Face à un constat déjà bien connu, le plus intéressant du référé réside dans les préconisations de la Cour des comptes. Elles se focalisent sur quatre "points d'attention", dans le prolongement de la loi du 29 juillet. Le premier concerne "l'enjeu prioritaire de la réduction des délais de la procédure", sachant qu'une réduction d'un mois permet une économie de 10 à 15 millions d'euros. L'objectif de passer de deux ans à neufs mois n'est toutefois pas gagné d'avance.
Sans le dire ouvertement - car ce n'est pas vraiment dans les traditions de la maison -, la Cour semble regretter le manque d'effectifs de la Cour nationale du droit d'asile (CNDA), qui "n'a pas obtenu tous les emplois demandés en 2015, au titre de la réforme de l'asile, sachant que le délai moyen constaté en 2014 s'est élevé à huit mois". L'Ofpra a été mieux servi avec 55 créations de postes au 1er janvier 2015, mais la Cour semble faire siennes les observations de l'organisme sur "les limites des gains de productivité à attendre, au vu de l'évolution du droit d'asile et de ses nouvelles contraintes (généralisation d'un entretien, interprétariat, présence de tiers)". Ceci sans même prendre en compte la forte accélération du flux des réfugiés.

Un pilotage à "consolider" et des coordinations à renforcer

Le second point concerne le "pilotage interministériel à consolider". Ceci passe en premier lieu par une meilleure articulation entre le programme budgétaire relatif à l'immigration et à l'asile (303) et celui relatif à la prévention de l'exclusion et l'insertion des personnes vulnérables (177).
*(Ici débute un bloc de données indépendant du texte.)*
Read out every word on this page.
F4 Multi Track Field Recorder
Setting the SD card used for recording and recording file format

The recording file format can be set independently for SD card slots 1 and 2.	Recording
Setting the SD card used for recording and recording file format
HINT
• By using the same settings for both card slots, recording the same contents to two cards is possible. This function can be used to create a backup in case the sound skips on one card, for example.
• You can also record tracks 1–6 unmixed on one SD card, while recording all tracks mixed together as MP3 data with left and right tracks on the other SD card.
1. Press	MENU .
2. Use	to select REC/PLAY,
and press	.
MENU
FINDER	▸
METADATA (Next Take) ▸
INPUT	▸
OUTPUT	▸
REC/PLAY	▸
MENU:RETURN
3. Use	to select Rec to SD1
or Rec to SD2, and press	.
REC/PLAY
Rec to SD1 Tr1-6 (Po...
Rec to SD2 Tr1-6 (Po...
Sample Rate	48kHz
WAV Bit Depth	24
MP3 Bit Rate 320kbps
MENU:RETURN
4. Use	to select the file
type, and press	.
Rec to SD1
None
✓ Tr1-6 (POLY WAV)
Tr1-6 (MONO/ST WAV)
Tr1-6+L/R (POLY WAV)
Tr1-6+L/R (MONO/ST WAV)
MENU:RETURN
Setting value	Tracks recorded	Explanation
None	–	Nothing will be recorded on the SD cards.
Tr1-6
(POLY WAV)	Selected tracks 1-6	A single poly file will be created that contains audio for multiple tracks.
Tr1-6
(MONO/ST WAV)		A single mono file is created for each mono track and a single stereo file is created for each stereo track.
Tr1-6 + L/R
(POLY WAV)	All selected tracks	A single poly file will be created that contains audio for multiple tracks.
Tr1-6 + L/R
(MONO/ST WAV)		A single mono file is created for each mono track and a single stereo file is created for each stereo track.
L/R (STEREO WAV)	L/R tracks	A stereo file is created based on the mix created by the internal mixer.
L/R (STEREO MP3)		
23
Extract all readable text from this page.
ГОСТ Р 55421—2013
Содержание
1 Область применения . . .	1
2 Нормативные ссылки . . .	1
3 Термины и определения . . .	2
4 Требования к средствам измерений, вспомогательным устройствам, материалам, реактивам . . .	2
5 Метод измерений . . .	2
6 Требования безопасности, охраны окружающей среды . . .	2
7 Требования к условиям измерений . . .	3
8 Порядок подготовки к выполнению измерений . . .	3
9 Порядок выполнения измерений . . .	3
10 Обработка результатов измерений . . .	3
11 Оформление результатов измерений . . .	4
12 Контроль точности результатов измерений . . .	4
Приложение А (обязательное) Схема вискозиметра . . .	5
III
Il suppose aussi une meilleure coordination entre les services de l'Ofii (Office français de l'immigration et de l'intégration) et les Siao (services intégrés d'accueil et d'orientation).
Le référé estime également nécessaire d'affiner la connaissance et le suivi des demandeurs d'asile et - bien sûr - de "mieux maîtriser des dépenses en forte croissance" (690 millions d'euros en 2013) : +72% sur les dépenses du programme 303 entre 2009 et 2013 dans les lois de finances initiales (et +52% pour les lois de règlement 2009-2014), alors que les demandes d'asile ont augmenté de 36% sur la même période. Sur le programme 177, la dépense d'hébergement d'urgence a progressé de 89%, "en raison notamment de la prise en charge des personnes déboutées du droit d'asile".
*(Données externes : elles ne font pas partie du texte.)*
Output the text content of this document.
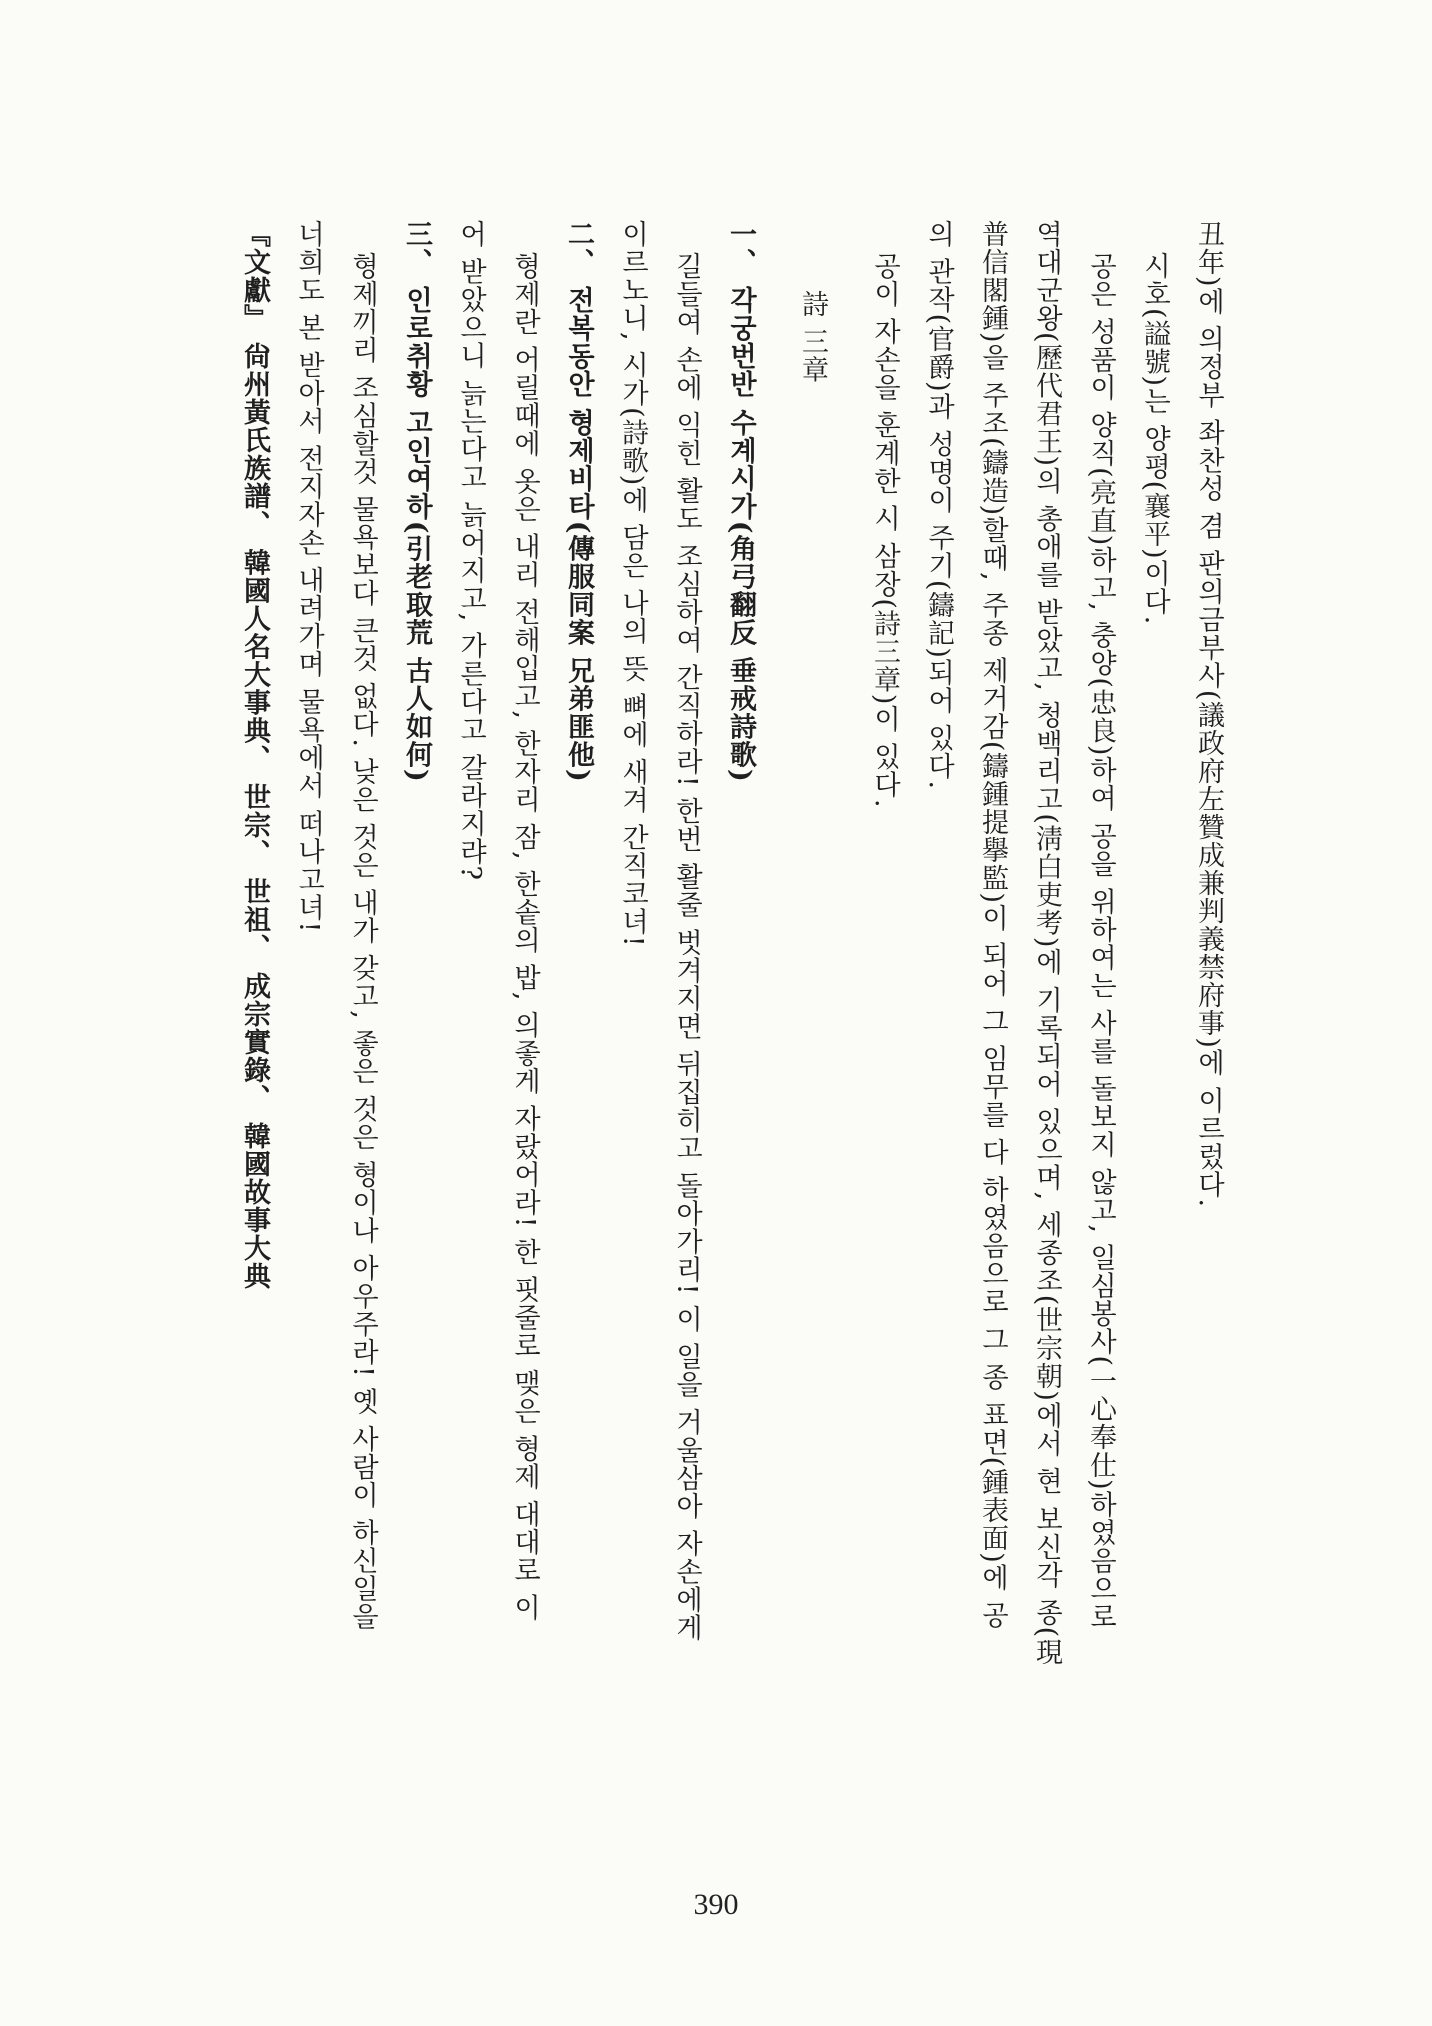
丑年)에 의정부 좌찬성 겸 판의금부사(議政府左贊成兼判義禁府事)에 이르렀다.
시호(謚號)는 양평(襄平)이다.
공은 성품이 양직(亮直)하고, 충양(忠良)하여 공을 위하여는 사를 돌보지 않고, 일심봉사(一心奉仕)하였음으로
역대군왕(歷代君王)의 총애를 받았고, 청백리고(淸白吏考)에 기록되어 있으며, 세종조(世宗朝)에서 현 보신각 종(現
普信閣鍾)을 주조(鑄造)할때, 주종 제거감(鑄鍾提擧監)이 되어 그 임무를 다 하였음으로 그 종 표면(鍾表面)에 공
의 관작(官爵)과 성명이 주기(鑄記)되어 있다.
공이 자손을 훈계한 시 삼장(詩三章)이 있다.
詩 三章
一、 각궁번반 수계시가(角弓翻反 垂戒詩歌)
길들여 손에 익힌 활도 조심하여 간직하라! 한번 활줄 벗겨지면 뒤집히고 돌아가리! 이 일을 거울삼아 자손에게
이르노니, 시가(詩歌)에 담은 나의 뜻 뼈에 새겨 간직코녀!
二、 전복동안 형제비타(傳服同案 兄弟匪他)
형제란 어릴때에 옷은 내리 전해입고, 한자리 잠, 한솥의 밥, 의좋게 자랐어라! 한 핏줄로 맺은 형제 대대로 이
어 받았으니 늙는다고 늙어지고, 가른다고 갈라지랴?
三、 인로취황 고인여하(引老取荒 古人如何)
형제끼리 조심할것 물욕보다 큰것 없다. 낮은 것은 내가 갖고, 좋은 것은 형이나 아우주라! 옛 사람이 하신일을
너희도 본 받아서 전지자손 내려가며 물욕에서 떠나고녀!
『文獻』 尙州黃氏族譜、 韓國人名大事典、 世宗、 世祖、 成宗實錄、 韓國故事大典
390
Hébergement : un dispositif à revoir

Troisième point d'attention pour la Cour des comptes : "un dispositif d'hébergement spécialisé à rationaliser". La remarque vise plus particulièrement l'engorgement des places d'hébergement pour demandeurs d'asile, qui se répercute sur l'hébergement d'urgence de droit commun. Une enquête réalisée dans le Rhône en 2012 montre ainsi que les demandeurs d'asile occupaient 9% des places d'hébergement de droit commun du département, les réfugiés 35% et les déboutés du droit d'asile 25%, soit un total de près de 70% de la capacité.
Le référé estime donc indispensable d'améliorer la programmation des places d'hébergement en Cada (centres d'hébergement pour demandeurs d'asile). Il estime aussi que le mécanisme d'"hébergement directif" prévu par la loi du 29 juillet - et qui sera au cœur du futur schéma national de l'hébergement des demandeurs d'asile - risque de se heurter au manque de coordination entre l'Ofii et les Siao.
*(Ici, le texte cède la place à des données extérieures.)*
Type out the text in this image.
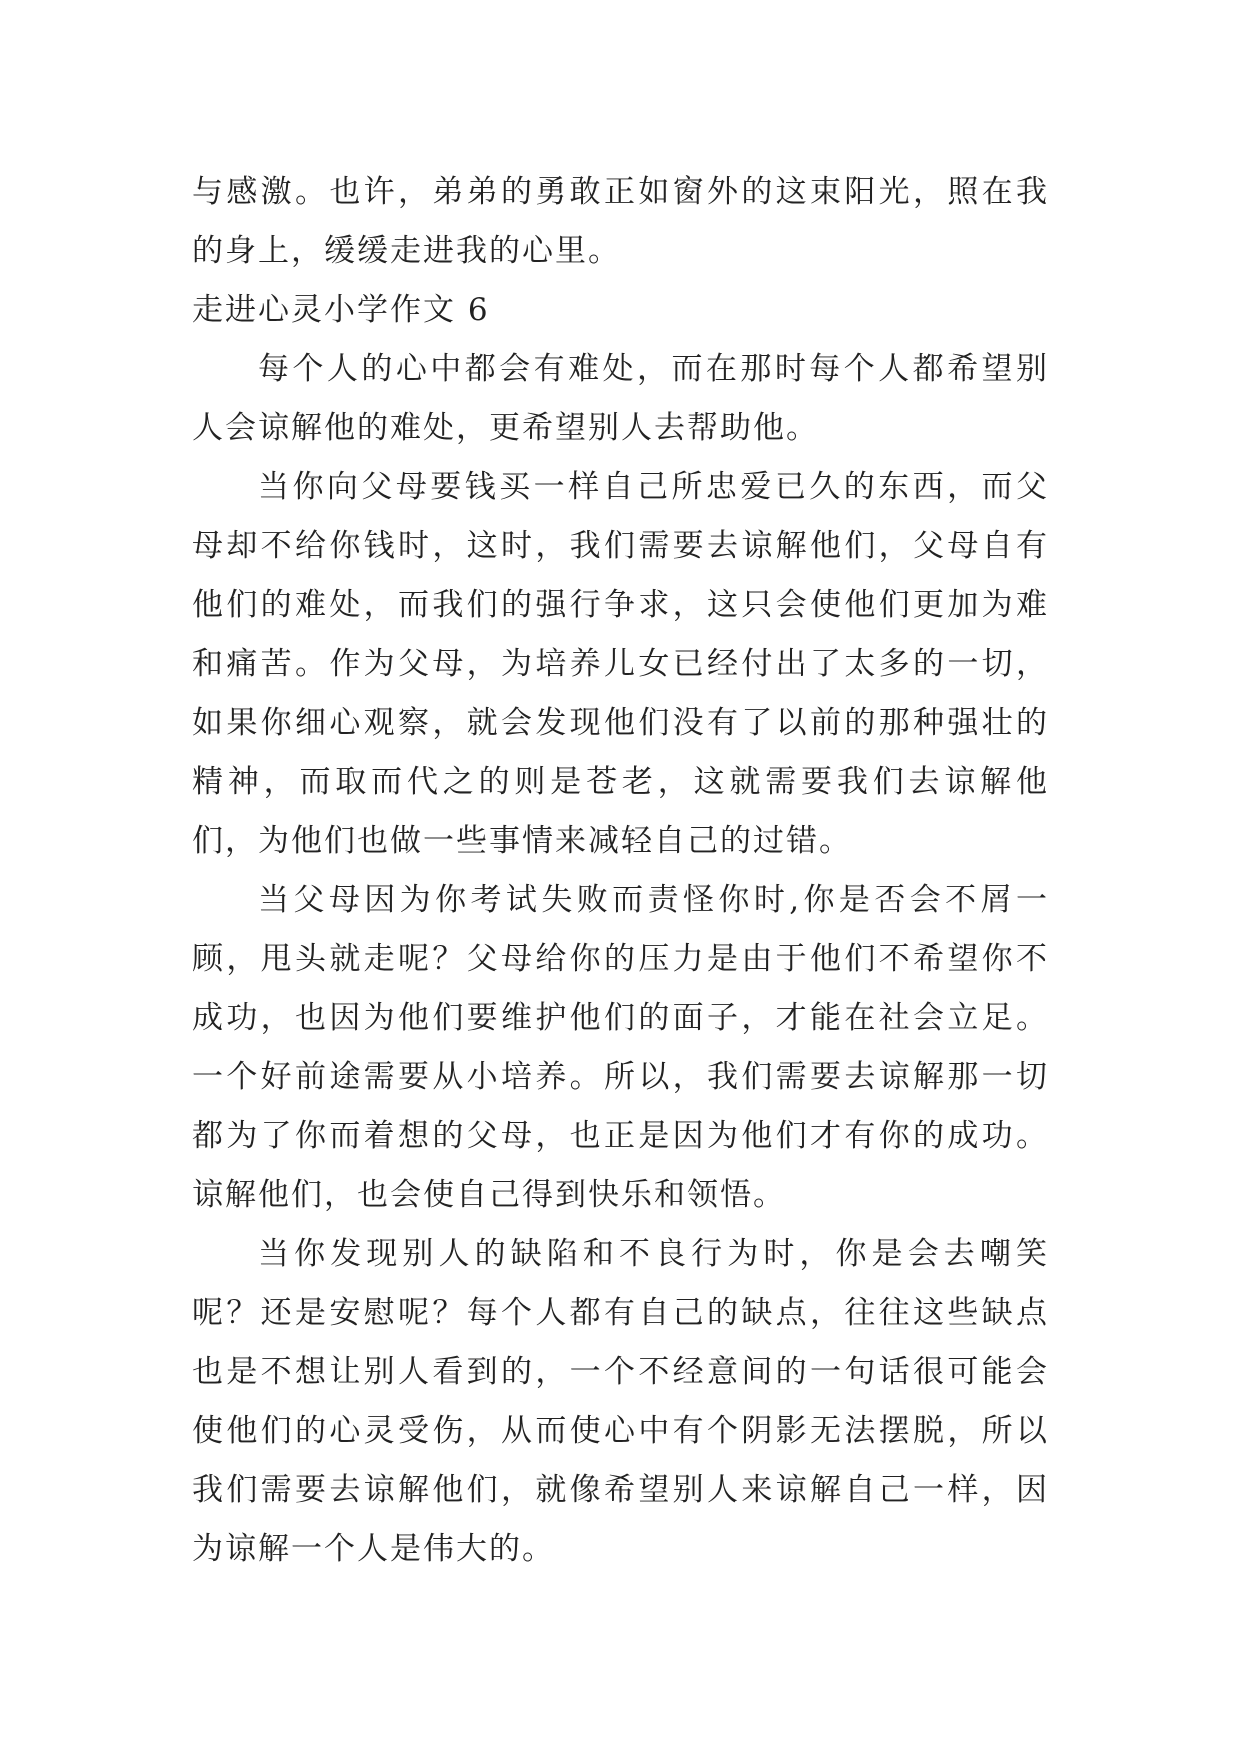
与感激。也许，弟弟的勇敢正如窗外的这束阳光，照在我的身上，缓缓走进我的心里。

走进心灵小学作文 6

每个人的心中都会有难处，而在那时每个人都希望别人会谅解他的难处，更希望别人去帮助他。

当你向父母要钱买一样自己所忠爱已久的东西，而父母却不给你钱时，这时，我们需要去谅解他们，父母自有他们的难处，而我们的强行争求，这只会使他们更加为难和痛苦。作为父母，为培养儿女已经付出了太多的一切，如果你细心观察，就会发现他们没有了以前的那种强壮的精神，而取而代之的则是苍老，这就需要我们去谅解他们，为他们也做一些事情来减轻自己的过错。

当父母因为你考试失败而责怪你时,你是否会不屑一顾，甩头就走呢？父母给你的压力是由于他们不希望你不成功，也因为他们要维护他们的面子，才能在社会立足。一个好前途需要从小培养。所以，我们需要去谅解那一切都为了你而着想的父母，也正是因为他们才有你的成功。谅解他们，也会使自己得到快乐和领悟。

当你发现别人的缺陷和不良行为时，你是会去嘲笑呢？还是安慰呢？每个人都有自己的缺点，往往这些缺点也是不想让别人看到的，一个不经意间的一句话很可能会使他们的心灵受伤，从而使心中有个阴影无法摆脱，所以我们需要去谅解他们，就像希望别人来谅解自己一样，因为谅解一个人是伟大的。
La question récurrente des OQTF

Enfin, le référé recommande d'"éviter la dilution de la politique de l'asile". Outre une augmentation du taux de réadmission des demandeurs d'asile relevant du règlement européen Dublin III (renvoi sur le pays d'entrée dans l'Union européenne), la Cour juge indispensable de "renforcer le taux d'exécution des obligations de quitter le territoire français (OQTF)". L'objectif affiché est de sortir d'une situation où "in fine, plus de 96% des personnes déboutées resteraient en France".
Dans sa réponse au référé, le Premier ministre s'appuie essentiellement sur la mise en œuvre des orientations et des mesures de la loi du 29 juillet 2015. Il apporte néanmoins quelques précisions, comme le recrutement de 80 agents supplémentaires pour l'Ofpra en 2016 ou la création - en plus des places déjà programmées (5.000 en 2015, 3.500 en 2016 et 2.000 en 2017) - de plus de 5.000 places supplémentaires d'ici à la fin de 2016 "dans le cadre de l'accueil des demandeurs d'asile relocalisés en application des décisions du Conseil de l'Union européenne des 14 et 23 septembre 2015".